Sergeant Papasan Lefty Burgess aka Byrel W Burgess [1914-1983] was a native of Owosso, Michigan. He served as an engineer in the US Army for over 20 years where he was able to hone his evident talents as a highly accomplished & entertaining cartoonist and comic mapmaker. He first enlisted in 1935 but was mustered out in 1939 before being recalled to active wartime duties in 1943. Like fellow comic mapmaker Frank Dorn, he served under General “Vinegar Joe” Stillwell in Burma & China. His first comic map was that of the Chinese City of Chungking, c1945, where American covert operations established a base in the final months of the war. In the early 1950s he was posted to Europe and produced further comic maps of London [1951] and Frankfurt-am-Main [1954], the latter relatively frequently seen & published under the comic pen-name “G I Crow”. Burgess is also said to have been a frequent contributor to the Stars & Stripes newspaper throughout this period. Following further postings to the Far East, he returned to the United States in about 1960, retired from the Army and settled in California. In October of that year he registered the copyright for two virtually unknown cartoon maps of San Francisco: A Crab’s Eye View of Fisherman’s Wharf, Telegraph Hill and Part of the Embarcadero and a Nite owl’s Map of Chinatown and nite club land. He subsequently settled in San Leandro and in the mid 1970s was an active supporter of the Naval Regional Medical Center at Oakland, contributing several cartoons to its in-house magazine, the Oak Leaf. In the final years of his life he relocated to Yountville in the Napa Valley. He died in March 1983 aged 68 and is interred beside his wife in the San Francisco National Cemetery (Section I, Site C-39)

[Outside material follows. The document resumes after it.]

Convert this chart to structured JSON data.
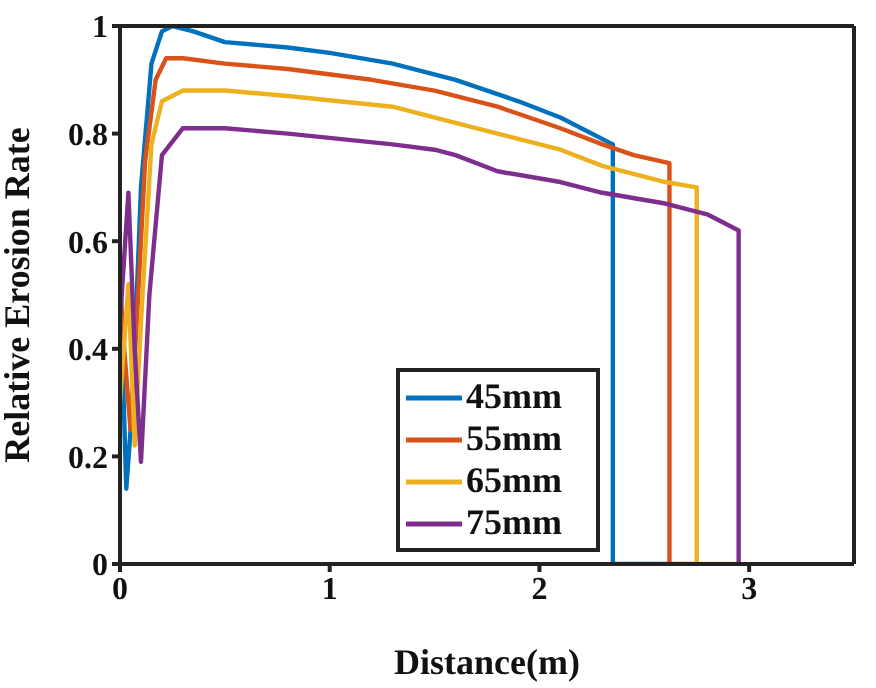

We have been unable to locate this map in OCLC nor in any institutional collections around the World. Nor does it appear that any other examples have appeared on the market during the past several years.
An extremely rare spotlight on the South Korean Capital in the late 1950s, all the more interesting & unusual in being viewed through the eyes of this entertaining Migook-in cartoonist.